Western Sky vs Golden Ivory
Western Sky (Cloverdale Paint) and Golden Ivory (Dulux) come from different manufacturers. Both sit in the beige family, which is useful context if you're narrowing within a single hue direction. The 11-point LRV gap — 74 for Western Sky vs 63 for Golden Ivory — means Western Sky will open up a space more effectively. ΔE 4.7 means they're clearly different, but not dramatically so — they'd pair well in the same room. Below you'll find 2 real-room photo comparisons where both colors appear side by side, plus 5 simulated room previews.
Western Sky vs Golden Ivory in Real Spaces
2 real rooms side by side. Western Sky and Golden Ivory are close enough that the difference can be hard to judge from a chip alone — these photos show how each reads at scale, across different spaces and lighting conditions.
Living Room
A living room wall sees more varied light than almost any other surface in the house, which makes the choice between these two more nuanced than a chip suggests. Western Sky reflects noticeably more light off the walls, making the space read more open than Golden Ivory.
Kitchen
Kitchens often have the harshest, most revealing light in the house — under-cabinet LEDs and overhead fixtures that strip away subtlety. Western Sky returns significantly more light to the room — in a smaller or darker space, that difference in perceived brightness is hard to miss.
Color Details
Western Sky vs Golden Ivory Simulated Comparison
5 simulated room previews — drag the slider on each to see Western Sky on one side and Golden Ivory on the other.

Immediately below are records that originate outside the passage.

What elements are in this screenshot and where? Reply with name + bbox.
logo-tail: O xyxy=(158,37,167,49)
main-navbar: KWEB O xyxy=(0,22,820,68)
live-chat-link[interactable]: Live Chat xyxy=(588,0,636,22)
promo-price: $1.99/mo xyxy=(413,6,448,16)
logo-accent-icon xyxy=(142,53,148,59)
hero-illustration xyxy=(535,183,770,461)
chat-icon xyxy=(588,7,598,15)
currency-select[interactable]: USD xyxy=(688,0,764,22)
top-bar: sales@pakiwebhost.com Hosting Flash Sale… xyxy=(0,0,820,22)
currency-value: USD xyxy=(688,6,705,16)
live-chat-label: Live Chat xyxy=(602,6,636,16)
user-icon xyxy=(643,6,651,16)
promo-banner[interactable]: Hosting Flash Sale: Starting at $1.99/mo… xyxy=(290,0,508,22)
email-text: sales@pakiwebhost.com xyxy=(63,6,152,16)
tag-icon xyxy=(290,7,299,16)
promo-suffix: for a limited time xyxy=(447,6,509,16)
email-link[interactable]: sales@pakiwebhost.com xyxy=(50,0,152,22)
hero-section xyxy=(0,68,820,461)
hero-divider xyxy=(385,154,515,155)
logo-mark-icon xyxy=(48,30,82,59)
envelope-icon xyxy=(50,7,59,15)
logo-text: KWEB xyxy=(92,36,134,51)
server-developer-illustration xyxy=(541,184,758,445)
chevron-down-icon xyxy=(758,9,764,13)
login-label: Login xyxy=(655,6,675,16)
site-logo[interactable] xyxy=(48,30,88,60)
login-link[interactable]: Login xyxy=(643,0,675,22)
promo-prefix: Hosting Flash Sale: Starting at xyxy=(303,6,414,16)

Digital color is approximate. These simulations are generated from the manufacturer's hex values and overlaid on grayscale room photos — your screen's calibration, brightness, and viewing angle all affect how they render. Before committing to either color, test physical samples in your own space under the light you actually live with.
More Western Sky comparisons
See how Western Sky stacks up against other well-photographed colors across different brands and tones.